BERNER MÜNSTER ALS ELDORADO
DER FREIEN IMPROVISATION
Fünfte Ausgabe des Festivals »zoom in«
 

Neuste Musik trifft auf altehrwürdigen Sakralraum: Was sich im vergangenen Jahr als aussergewöhnliches Klang-Raum-Ereignis entpuppte, wird 2008 erneut zu erleben sein. Die fünfte Ausgabe des Festivals für improvisierte Musik »zoom in« findet wiederum im Chor des Berner Münsters statt. Standen letztes Jahr ausschliesslich Solo-Konzerte auf dem Programm, so sind dieses Jahr auch Duo- und Trio-Formationen zu hören.

Christian Kobi, Leiter und Organisator von »zoom in«, ist dem Festival-Gedanken treu geblieben: Sich unvoreingenommen auf Neues, buchstäblich Unerhörtes - weil frei Improvisiertes - einlassen, die eigenen Hörgewohnheiten hinterfragen, das Schubladendenken überwinden und dabei stets an höchsten Qualitäts-Ansprüchen festhalten.

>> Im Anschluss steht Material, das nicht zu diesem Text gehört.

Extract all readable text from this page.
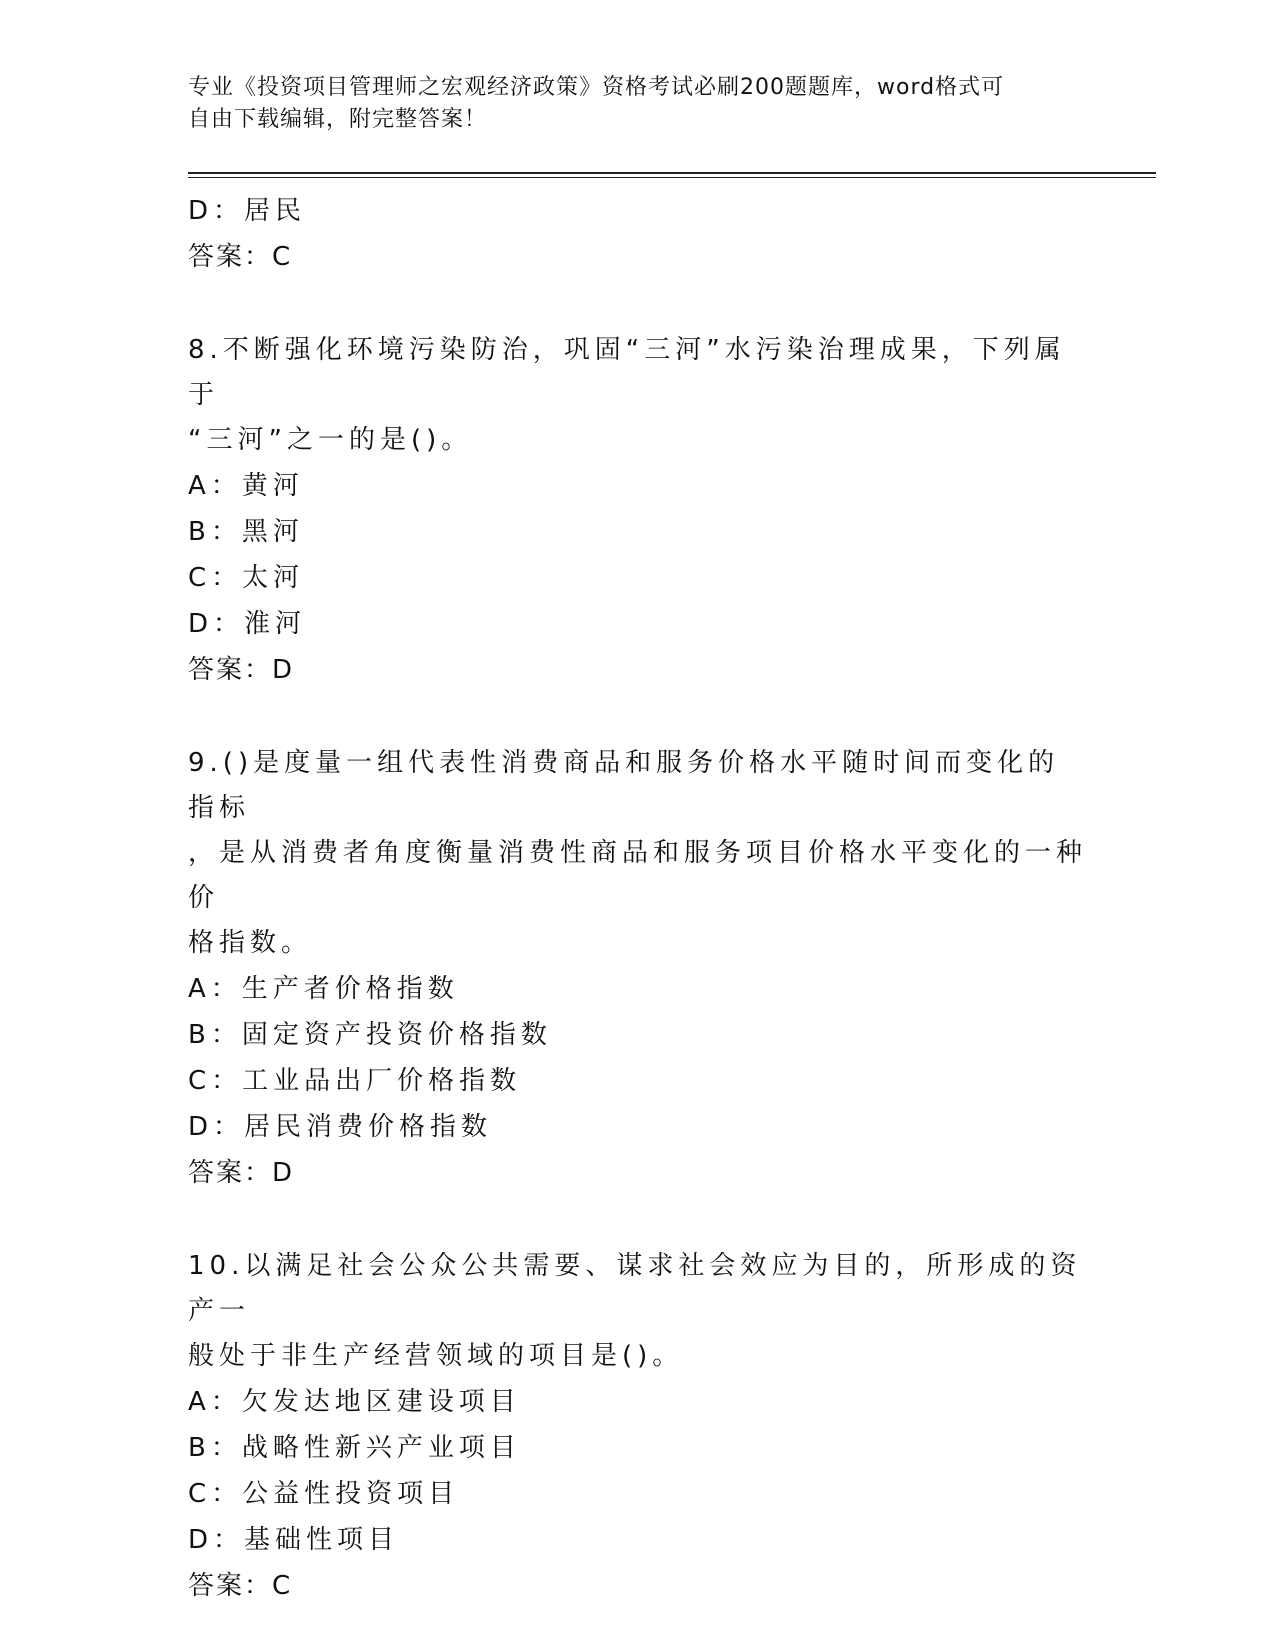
专业《投资项目管理师之宏观经济政策》资格考试必刷200题题库，word格式可
自由下载编辑，附完整答案！
D：居民
答案：C
8.不断强化环境污染防治，巩固“三河”水污染治理成果，下列属于
“三河”之一的是()。
A：黄河
B：黑河
C：太河
D：淮河
答案：D
9.()是度量一组代表性消费商品和服务价格水平随时间而变化的指标
，是从消费者角度衡量消费性商品和服务项目价格水平变化的一种价
格指数。
A：生产者价格指数
B：固定资产投资价格指数
C：工业品出厂价格指数
D：居民消费价格指数
答案：D
10.以满足社会公众公共需要、谋求社会效应为目的，所形成的资产一
般处于非生产经营领域的项目是()。
A：欠发达地区建设项目
B：战略性新兴产业项目
C：公益性投资项目
D：基础性项目
答案：C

»zoom in« als Magnet für zeitgenössische Tonkunst führt dieses Jahr sogar zu aussereuropäischen Begegnungen: So gibt der aufstrebende japanische Gitarrist und Vokalist Hisato Higushi im Sonntagskonzert sein Debut auf dem europäischen Festland. Für den Freitagabend konnte der Londoner Phil Minton, eine Ausnahmeerscheinung unter den Jazz-Sängern, für einen Auftritt gewonnen werden. Die Festival-Eröffnung am Freitag gestaltet das Bieler Duo <strøm> (Christian Müller / Gaudenz Badrutt), mit Elektronik und Bassklarinette im Gepäck, einem breiteren Berner Publikum wohlbekannt durch ihre Theatermusik zur »Buddenbrooks«-Inszenierung im Stadttheater. Ebenfalls am Freitag ist der Festivalleiter selbst, der Saxophonist Christian Kobi, im Duo mit dem aus Lyon stammenden Elektronik-Tüftler Lionel Marchetti zu hören.
Zum Improvisations-Festival gehört wiederum ein reines Perkussionskonzert; war es 2007 der Westschweizer »Poet der Perkussion« Pierre Favre, so ist dieses Jahr der Franzose Lê Quan Ninh als Meister agiler Schlagtechnik zu bestaunen. Ebenfalls am Samstagskonzert tritt ein Trio auf, das die Schweizer Improvisationsszene bereits wundersam aufgemischt hat: Der Klarinettist Laurent Bruttin und der Kontrabassist Dragos Tara, Initianten des innovativen Lausanner Kollektivs »Rue du Nord«, spielen gemeinsam mit der New Yorker Akkordeonistin Andrea Parkins, deren Instrument gleichsam per Nabelschnur an einem Laptop gekoppelt ist.

Das Programm steht also - der Inhalt jedoch ist höchstens erahnbar. Das Festival steckt nur den ungefähren Zeitrahmen des Auftrittes ab, ansonsten erteilt es den Künstlerinnen und Künstlern eine Carte blanche: Alle werden zwar mit einem Konzept anreisen, musizieren werden sie indessen aus dem Moment heraus - und dabei im urtümlichsten musikalischen Spielfeld, der Improvisation, das Unwiederbringliche bringen.